About Me

My dream is to use ML Techniques to make programming systems safer and easier to build and maintain, and to take inspiration from formal methods to make machine learning more reliable. I have only begun on this journey, and I am still understanding the fundamentals of these areas. If you have something to teach me, I’d love to learn.

Prior to my stints at Microsoft Research working on AI agents and models for large enterprise-grade software engineering, and at Georgia Tech on Probabilistic Model Checking, I have worked as a Platform Engineer at Chorus One on the Infrastructure Team, where I built tooling for secure key management and encryption of their servers. I have completed internships at Adobe Research as a Research Intern and DataChannel Technologies as a Data Analyst Intern. I have worked with Prof. Subodh Sharma in a project on the formal verification of concurrent programs, and later on a COVID Vaccine Alerts telegram bot which reached people from 400+ districts.

I took lots of interesting courses at IITD, including Computational Neuroscience, Automated Verification of Concurrent Programs, Semantics of Programming Languages (where I wrote a Lean proof!) and Program Synthesis for Smart Contracts. The most interesting one remains Proofs and Types, where I enjoyed reading old (and poorly typeset!) papers by Church, Kleene, Rosser and the like. I also write these notes I’m very proud of: Lecture Notes on λ-definability ≡ Recursiveness, the Scott-Curry Theorem (Undecidability of β-equality in the untyped λ-Calculus). You can find more miscellanous slides and writings at https://ramneet-singh.netlify.app/publications/.

In the Summer of 2022, I worked as a Research Intern at the Big Data Experience Labs, Adobe Research. We worked on making segments easier to understand, analyze and predict for marketers. On the technical side, we modelled market segments using temporal graphs, and then applied neural embedding techniques for temporal graphs to the tasks of edge-weight and node-feature prediction. This enabled us to predict how customers will flow between segments over time, allowing marketers to understand their market better and make better strategies.

In the Summer of 2021, I interned as a Data Analyst at DataChannel Technologies. We worked on using historical marketing data across various media/campaigns/adsets to predict their performance curves, and subsequently used those to optimize the marketing budget distribution among them, also incorporating an option to impose typical marketing constraints.

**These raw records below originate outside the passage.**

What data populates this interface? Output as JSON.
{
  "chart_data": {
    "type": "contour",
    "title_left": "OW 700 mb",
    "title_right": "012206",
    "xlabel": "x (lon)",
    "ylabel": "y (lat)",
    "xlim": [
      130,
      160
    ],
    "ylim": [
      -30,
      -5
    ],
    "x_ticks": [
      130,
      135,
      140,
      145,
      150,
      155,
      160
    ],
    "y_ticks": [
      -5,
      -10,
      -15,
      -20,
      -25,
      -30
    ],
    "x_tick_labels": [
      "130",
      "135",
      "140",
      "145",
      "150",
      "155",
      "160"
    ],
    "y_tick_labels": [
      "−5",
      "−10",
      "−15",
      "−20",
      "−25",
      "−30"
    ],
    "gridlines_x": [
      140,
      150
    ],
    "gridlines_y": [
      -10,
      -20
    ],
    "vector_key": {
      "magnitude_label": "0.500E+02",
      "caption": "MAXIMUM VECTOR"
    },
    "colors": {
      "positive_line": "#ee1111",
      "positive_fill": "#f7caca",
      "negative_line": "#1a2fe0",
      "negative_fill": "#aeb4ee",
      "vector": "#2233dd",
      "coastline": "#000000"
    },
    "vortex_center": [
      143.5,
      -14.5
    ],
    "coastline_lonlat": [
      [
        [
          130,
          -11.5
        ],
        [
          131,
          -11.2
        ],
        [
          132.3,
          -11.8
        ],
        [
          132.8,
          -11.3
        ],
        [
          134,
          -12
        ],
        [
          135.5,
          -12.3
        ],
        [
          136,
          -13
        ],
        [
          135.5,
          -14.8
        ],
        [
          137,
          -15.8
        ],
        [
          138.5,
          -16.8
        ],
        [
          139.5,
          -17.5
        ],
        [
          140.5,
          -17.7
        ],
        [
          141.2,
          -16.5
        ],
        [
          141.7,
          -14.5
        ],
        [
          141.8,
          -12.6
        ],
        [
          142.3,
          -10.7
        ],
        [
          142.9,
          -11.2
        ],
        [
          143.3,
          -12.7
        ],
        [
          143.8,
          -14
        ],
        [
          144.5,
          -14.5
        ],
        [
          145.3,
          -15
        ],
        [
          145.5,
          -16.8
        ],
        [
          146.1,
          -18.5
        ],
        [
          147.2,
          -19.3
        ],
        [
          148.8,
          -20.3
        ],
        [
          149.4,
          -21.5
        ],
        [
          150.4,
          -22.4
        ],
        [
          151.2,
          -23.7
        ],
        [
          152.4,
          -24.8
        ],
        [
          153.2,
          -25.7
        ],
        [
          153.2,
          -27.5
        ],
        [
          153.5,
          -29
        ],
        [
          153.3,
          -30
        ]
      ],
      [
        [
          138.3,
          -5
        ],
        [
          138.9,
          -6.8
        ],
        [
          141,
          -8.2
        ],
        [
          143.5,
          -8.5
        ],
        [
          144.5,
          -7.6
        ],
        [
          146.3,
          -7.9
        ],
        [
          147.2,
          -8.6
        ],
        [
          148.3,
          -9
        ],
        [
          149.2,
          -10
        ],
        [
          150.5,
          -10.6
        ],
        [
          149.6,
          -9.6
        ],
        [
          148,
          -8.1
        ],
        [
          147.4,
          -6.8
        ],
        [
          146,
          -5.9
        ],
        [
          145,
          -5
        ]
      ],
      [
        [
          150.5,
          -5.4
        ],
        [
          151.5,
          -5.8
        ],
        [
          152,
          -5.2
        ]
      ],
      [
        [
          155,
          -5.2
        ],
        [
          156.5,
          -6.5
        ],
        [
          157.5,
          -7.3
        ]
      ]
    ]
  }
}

During my second year, I was involved in a research project on the formal verification of concurrent programs under Prof. Subodh Sharma. We implemented a novel algorithm for value-equivalence based model checking, adding a custom tool to a large open-source software (Nidhugg) used for finding bugs in concurrent programs.

At the end of my first year, I led a team of 3 to secure Third Place in the HCL Hack IITK, a cybersecurity hackathon organised by C3i Hub IIT Kanpur. We built exciting Machine Learning based solutions to real-world cybersecurity problems. Check out our code or our finals presentation.

With an aim of contributing to the ML Community at my college, I co-founded the AI/ML Club at IIT Delhi. I also created the Co-WIN Vaccine Alerts Telegram Bot, which helped people from 400+ districts across India find vaccination slots. I can watch/play/talk about sports all day, and love playing badminton. Hit me up for stories from my 1st Year of how we (Udaigiri hostel) won in badminton (in an epic final by the way) and came third in squash.